Brad DeLong, Clinton's Deputy Treasury Secretary, argues that Magaziner's failures stemmed from having a background in management consulting instead of policy: "A management consultant's principal goal is to win a debate in front of his employer ... by making intellectual arguments, controlling the flow of information..., [and] walling-off potential adversaries from the process ... You develop a policy by forming a large coalition ... Then you have a large group of people who are enthusiastic about the proposal: they will go out and make your arguments for you."

Magaziner was court ordered to pay $285,864 to the Association of American Physicians and Surgeons, in 1997 by a federal judge for alleged cover up of whether the Task Force to Reform Health Care hired non-governmental employees and therefore had to release documents from their strategic deliberations upon public request. Magaziner was subsequently cleared of all allegations and the fine was overturned by unanimous decision of the United States Court of Appeals on August 25, 1999.

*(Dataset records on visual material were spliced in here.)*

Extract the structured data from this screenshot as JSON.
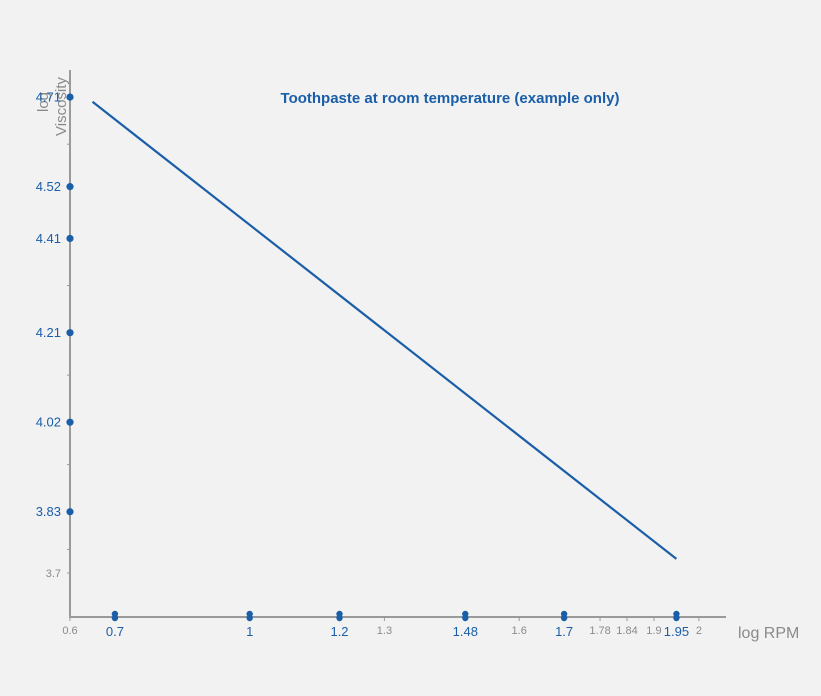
{
  "chart_data": {
    "type": "line",
    "title": "Toothpaste at room temperature (example only)",
    "xlabel": "log RPM",
    "ylabel_line1": "log",
    "ylabel_line2": "Viscosity",
    "xlim": [
      0.6,
      2.0
    ],
    "ylim": [
      3.7,
      4.71
    ],
    "grid": false,
    "series": [
      {
        "values": [
          [
            0.65,
            4.7
          ],
          [
            1.95,
            3.73
          ]
        ]
      }
    ],
    "x_ticks_labeled": [
      "0.6",
      "0.7",
      "1",
      "1.2",
      "1.3",
      "1.48",
      "1.6",
      "1.7",
      "1.78",
      "1.84",
      "1.9",
      "1.95",
      "2"
    ],
    "x_ticks_highlight": [
      "0.7",
      "1",
      "1.2",
      "1.48",
      "1.7",
      "1.95"
    ],
    "y_ticks_labeled": [
      "3.7",
      "3.83",
      "4.02",
      "4.21",
      "4.41",
      "4.52",
      "4.71"
    ],
    "y_ticks_highlight": [
      "3.83",
      "4.02",
      "4.21",
      "4.41",
      "4.52",
      "4.71"
    ],
    "colors": {
      "line": "#1a5ea8",
      "axis": "#9a9a9a",
      "highlight": "#1a5ea8",
      "muted_text": "#8a8a8a",
      "background": "#f2f2f2"
    }
  }
}
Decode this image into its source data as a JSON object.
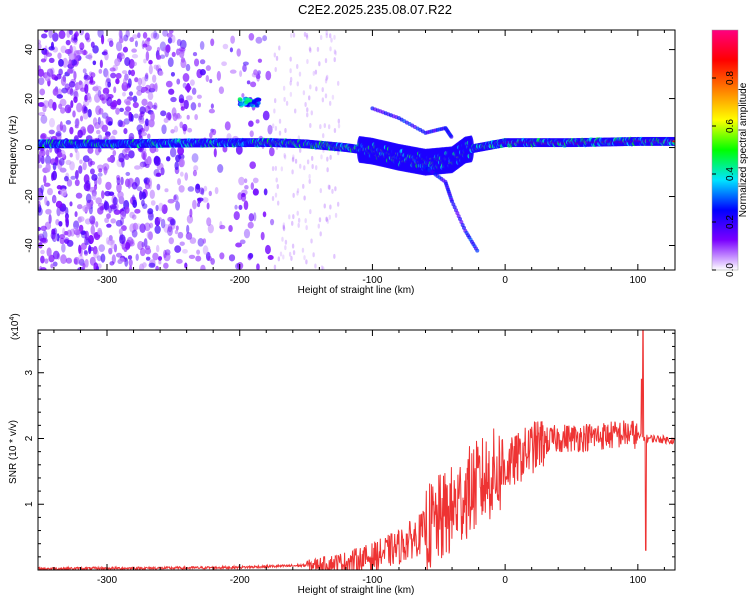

Magaziner stayed in the administration and worked to develop an E-Commerce policy initiative with OSTP staff and industry advisors. That initiative evolved to include a facilitative role in the formation of the Internet Corporation for Assigned Names and Numbers to assume Internet administrative activities previously maintained by the US DARPA.

=== Clinton Health Access Initiative ===
Since 2002, Magaziner is the chief executive officer and vice chairman of the Clinton Health Access Initiative (CHAI), which works to save lives in low and middle income countries by helping people gain access to essential medicines and health services.

== Personal life ==
Magaziner lives in Bristol, Rhode Island, with his wife Suzanne. They have three children, including Seth Magaziner, who has served as the U.S. representative for Rhode Island's 2nd congressional district since January 2023.

Magaziner repeatedly flew on Jeffrey Epstein's jets and his personal phone number and private email were in Epstein's "black book."